Friday, October 27, 2023

The Experience of Existence

I've been thinking a lot about the mind, as usual.  But who is it that's doing the thinking? Isn't it the mind itself? Isn't this a hopelessly recursive process, like trying to capture the image of a mirror with another mirror, only to see an infinite regress of reflections?

That is why the so-called "hard problem of consciousness" is so difficult to solve. We can figure out the easy part--mapping the functions of consciousness to its physical processes, which is what neuroscientists have been doing diligently. But the hard problem of consciousness is trying to understand the subjective experience of the mind. What is it like to be a bat or to be you? Why should I trust you when you say that you are conscious? I can never experience what you experience now, reading these words. 
I myself am claiming that I am conscious, because I have the illusion of agency and an experience of selfhood who is the initiator and writer of these sentences.
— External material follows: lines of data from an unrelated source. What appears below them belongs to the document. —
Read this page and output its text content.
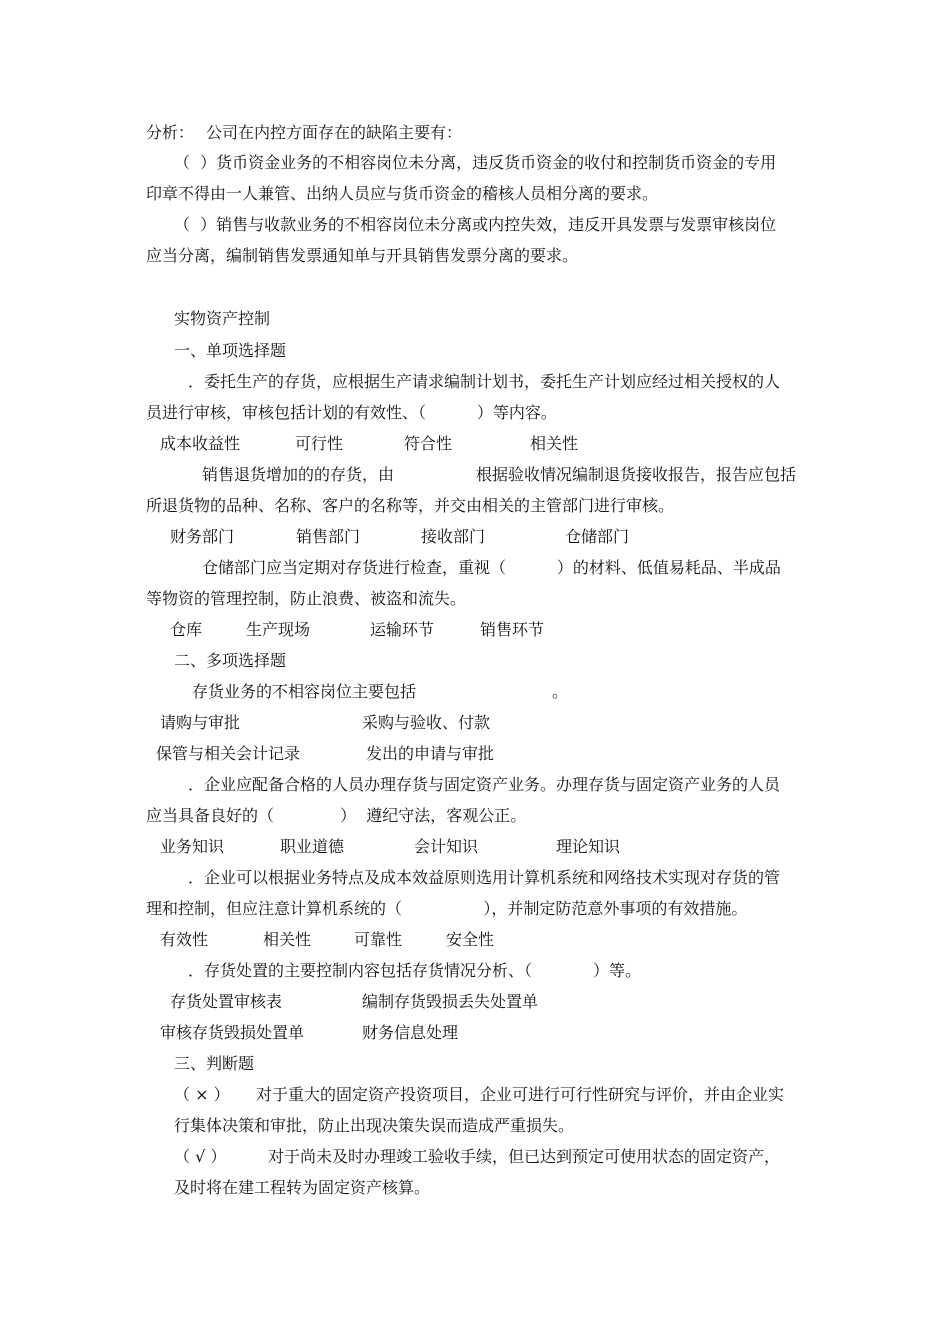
分析： 公司在内控方面存在的缺陷主要有：
（  ）货币资金业务的不相容岗位未分离，违反货币资金的收付和控制货币资金的专用
印章不得由一人兼管、出纳人员应与货币资金的稽核人员相分离的要求。
（  ）销售与收款业务的不相容岗位未分离或内控失效，违反开具发票与发票审核岗位
应当分离，编制销售发票通知单与开具销售发票分离的要求。
实物资产控制
一、单项选择题
．委托生产的存货，应根据生产请求编制计划书，委托生产计划应经过相关授权的人
员进行审核，审核包括计划的有效性、（          ）等内容。
成本收益性	可行性	符合性	相关性
销售退货增加的的存货，由	根据验收情况编制退货接收报告，报告应包括
所退货物的品种、名称、客户的名称等，并交由相关的主管部门进行审核。
财务部门	销售部门	接收部门	仓储部门
仓储部门应当定期对存货进行检查，重视（          ）的材料、低值易耗品、半成品
等物资的管理控制，防止浪费、被盗和流失。
仓库	生产现场	运输环节	销售环节
二、多项选择题
存货业务的不相容岗位主要包括	。
请购与审批	采购与验收、付款
保管与相关会计记录	发出的申请与审批
．企业应配备合格的人员办理存货与固定资产业务。办理存货与固定资产业务的人员
应当具备良好的（             ）  遵纪守法，客观公正。
业务知识	职业道德	会计知识	理论知识
．企业可以根据业务特点及成本效益原则选用计算机系统和网络技术实现对存货的管
理和控制，但应注意计算机系统的（                ），并制定防范意外事项的有效措施。
有效性	相关性	可靠性	安全性
．存货处置的主要控制内容包括存货情况分析、（            ）等。
存货处置审核表	编制存货毁损丢失处置单
审核存货毁损处置单	财务信息处理
三、判断题
（ × ） 对于重大的固定资产投资项目，企业可进行可行性研究与评价，并由企业实
行集体决策和审批，防止出现决策失误而造成严重损失。
（ √ ）	对于尚未及时办理竣工验收手续，但已达到预定可使用状态的固定资产，
及时将在建工程转为固定资产核算。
The motor movement of my fingers stem from an intent from my conscious mind, or does it?
Do I even have a choice as to what I'll be typing? Words emerge out of the void and are being manifested here on this blog. What makes anyone think that it's a conscious choice of my mind? I don't have control over what thought would come over me next. I could decide to take a bathroom break or take another sip of my Earl Grey. Who decides that? Me?
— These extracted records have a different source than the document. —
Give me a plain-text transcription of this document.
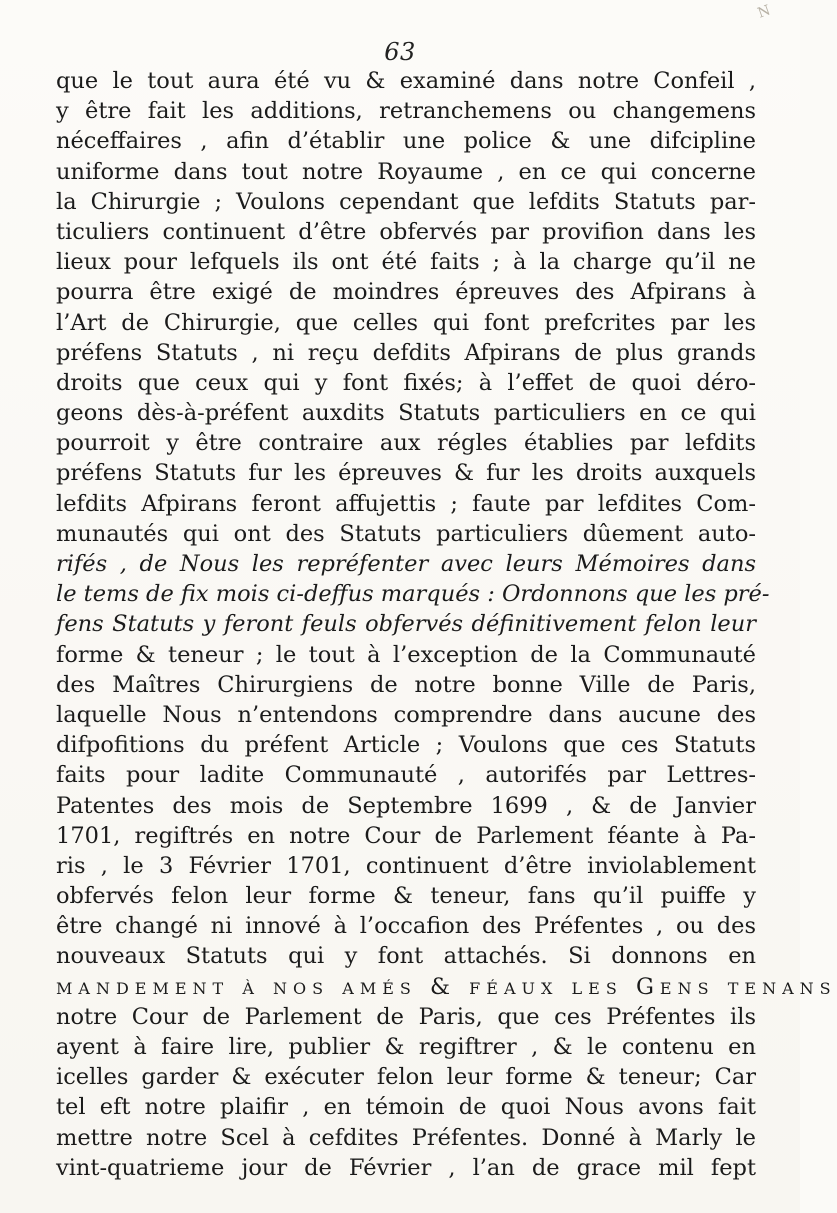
N
63
que le tout aura été vu & examiné dans notre Confeil ,
y être fait les additions, retranchemens ou changemens
néceffaires , afin d’établir une police & une difcipline
uniforme dans tout notre Royaume , en ce qui concerne
la Chirurgie ; Voulons cependant que lefdits Statuts par-
ticuliers continuent d’être obfervés par provifion dans les
lieux pour lefquels ils ont été faits ; à la charge qu’il ne
pourra être exigé de moindres épreuves des Afpirans à
l’Art de Chirurgie, que celles qui font prefcrites par les
préfens Statuts , ni reçu defdits Afpirans de plus grands
droits que ceux qui y font fixés; à l’effet de quoi déro-
geons dès-à-préfent auxdits Statuts particuliers en ce qui
pourroit y être contraire aux régles établies par lefdits
préfens Statuts fur les épreuves & fur les droits auxquels
lefdits Afpirans feront affujettis ; faute par lefdites Com-
munautés qui ont des Statuts particuliers dûement auto-
rifés , de Nous les repréfenter avec leurs Mémoires dans
le tems de fix mois ci-deffus marqués : Ordonnons que les pré-
fens Statuts y feront feuls obfervés définitivement felon leur
forme & teneur ; le tout à l’exception de la Communauté
des Maîtres Chirurgiens de notre bonne Ville de Paris,
laquelle Nous n’entendons comprendre dans aucune des
difpofitions du préfent Article ; Voulons que ces Statuts
faits pour ladite Communauté , autorifés par Lettres-
Patentes des mois de Septembre 1699 , & de Janvier
1701, regiftrés en notre Cour de Parlement féante à Pa-
ris , le 3 Février 1701, continuent d’être inviolablement
obfervés felon leur forme & teneur, fans qu’il puiffe y
être changé ni innové à l’occafion des Préfentes , ou des
nouveaux Statuts qui y font attachés. Si donnons en
mandement à nos amés & féaux les Gens tenans
notre Cour de Parlement de Paris, que ces Préfentes ils
ayent à faire lire, publier & regiftrer , & le contenu en
icelles garder & exécuter felon leur forme & teneur; Car
tel eft notre plaifir , en témoin de quoi Nous avons fait
mettre notre Scel à cefdites Préfentes. Donné à Marly le
vint-quatrieme jour de Février , l’an de grace mil fept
Maybe not. Maybe free will is an illusion, like what many philosophers and scientists say. I'm alright with that. I would like to imagine myself to be a river, just flowing along, obeying the laws of physics. All spiritual traditions advocate some form of living akin to this. It's living in the Now, as Eckhart Tolle would put it, or doing God's Will, as the monotheists would prefer to see it.
The terrorist on a suicide bombing mission would also claim that he is doing God's Will. How different is that from the hippie meditator who claims to commune with the divine on a psychedelic trip? Are not both attempting to tap into the natural flow of the universe, which we claim has its innate wisdom?
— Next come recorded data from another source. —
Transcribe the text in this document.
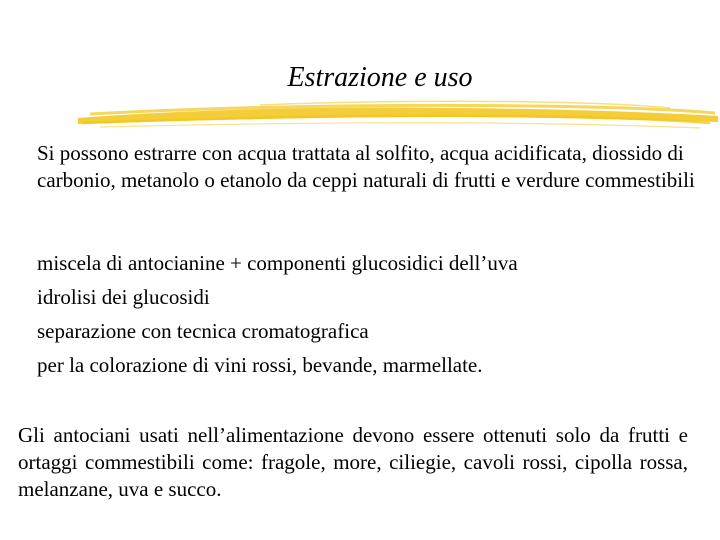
Estrazione e uso
Si possono estrarre con acqua trattata al solfito, acqua acidificata, diossido di carbonio, metanolo o etanolo da ceppi naturali di frutti e verdure commestibili
miscela di antocianine + componenti glucosidici dell’uva
idrolisi dei glucosidi
separazione con tecnica cromatografica
per la colorazione di vini rossi, bevande, marmellate.
Gli antociani usati nell’alimentazione devono essere ottenuti solo da frutti e ortaggi commestibili come: fragole, more, ciliegie, cavoli rossi, cipolla rossa, melanzane, uva e succo.
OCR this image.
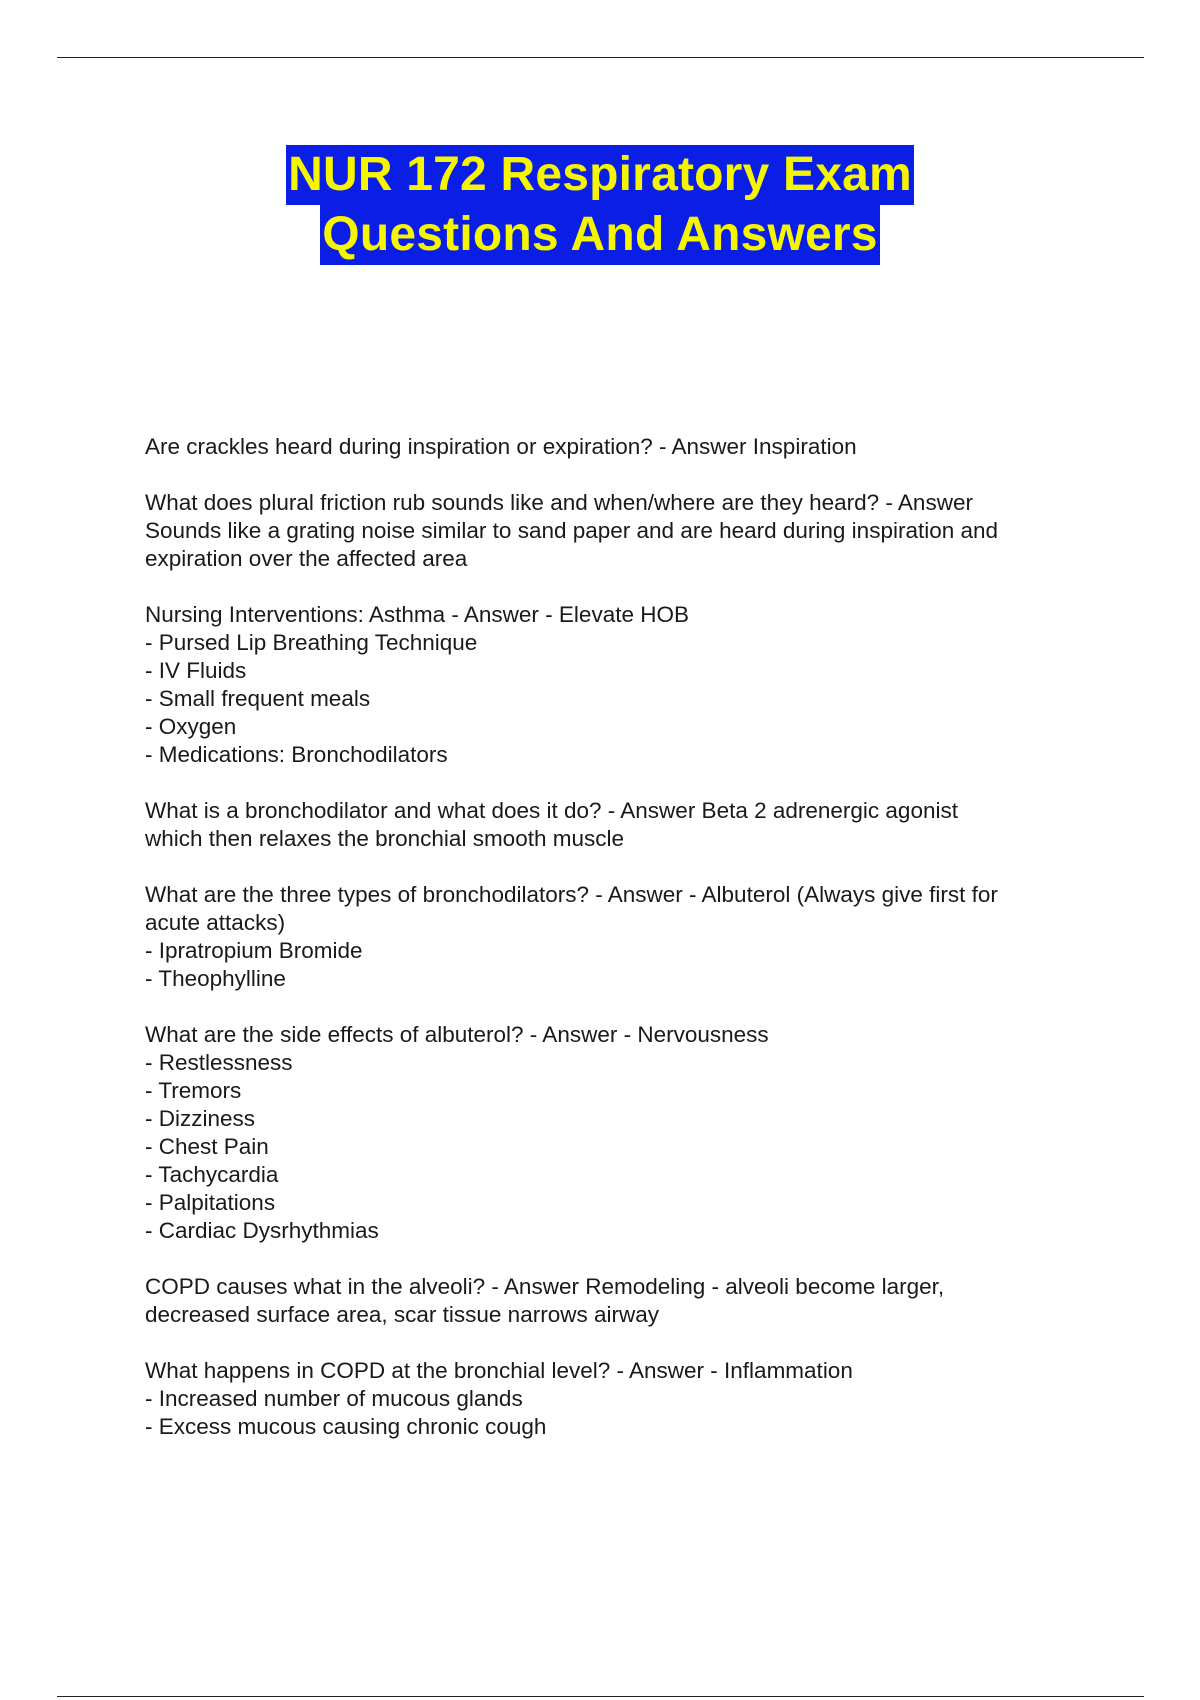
NUR 172 Respiratory Exam
Questions And Answers
Are crackles heard during inspiration or expiration? - Answer Inspiration
What does plural friction rub sounds like and when/where are they heard? - Answer
Sounds like a grating noise similar to sand paper and are heard during inspiration and
expiration over the affected area
Nursing Interventions: Asthma - Answer - Elevate HOB
- Pursed Lip Breathing Technique
- IV Fluids
- Small frequent meals
- Oxygen
- Medications: Bronchodilators
What is a bronchodilator and what does it do? - Answer Beta 2 adrenergic agonist
which then relaxes the bronchial smooth muscle
What are the three types of bronchodilators? - Answer - Albuterol (Always give first for
acute attacks)
- Ipratropium Bromide
- Theophylline
What are the side effects of albuterol? - Answer - Nervousness
- Restlessness
- Tremors
- Dizziness
- Chest Pain
- Tachycardia
- Palpitations
- Cardiac Dysrhythmias
COPD causes what in the alveoli? - Answer Remodeling - alveoli become larger,
decreased surface area, scar tissue narrows airway
What happens in COPD at the bronchial level? - Answer - Inflammation
- Increased number of mucous glands
- Excess mucous causing chronic cough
I guess, the essential attitude to have in pursuing any religion or spiritual practice is to have a sense of humility. Never latch on to certainty. The religious extremist on a suicide mission has a fixed ideology in his mind: that life transcends this mortal body and there's a hereafter where the real reward awaits. Well, that could be true as no one has gone there and come back to tell the tale. 
I don't give too much credence to near-death experiences about seeing angelic beings or bright lights at the end of the tunnel. So what? We see all sorts of magical worlds on an LSD trip. Is that real, or is it just the mind trying to interpret particular patterns of firing in our neurons? We will always see faces or creatures in the shapes of clouds or in the configuration of stars in the night sky. The mind is a pattern recognition system, honed by evolution. We can't see the world any other way.
Well, for all we know, life might extend beyond the horizon of this material existence. That'll be great. But I suspect, the 'you' that inhabits this body, will not see it in the same limited way that you see your world now. Heaven will not be you having wine and caviar in an opulent palace. Thinking about pleasure as simply that is just a reflection of our lack of imagination. Imagination itself is what we could construct with building blocks and patterns that our mind already knows--the pleasures of food, sex and kinship with other beings. Pleasure is just another series of neural-chemical processes happening in the brain and body. 
Whenever I browse a website, I would imagine HTTP requests being sent out and HTML code code being returned with status 200. To the browser, that is 'pleasure'.  A need is satiated. But HTTP requests and responses are abstractions of the application layer of the TCPIP stack. There is no such thing as a request or response, only data packets with bits and bytes being shuffled around by routers. 
Even packets is another layer of abstraction. They are real only if you are an entity living in layer 3 of the stack. And ultimately, it's just energy pulses being transmitted across space through photons or electrons, which again are also abstractions, called 'particles'. Our minds are only capable of thinking about objects that we have seen or touch--billiard balls, sand and waves in the sea. Hence all our models of the world is based on a very limited human vocabulary.
So let's have a sense of humility whenever we proclaim the ultimate truths of any insight that come from our human mind, whether they are the products of reason or divine vision. Ultimately, everything reduces to another experience of existence. And that's all there is.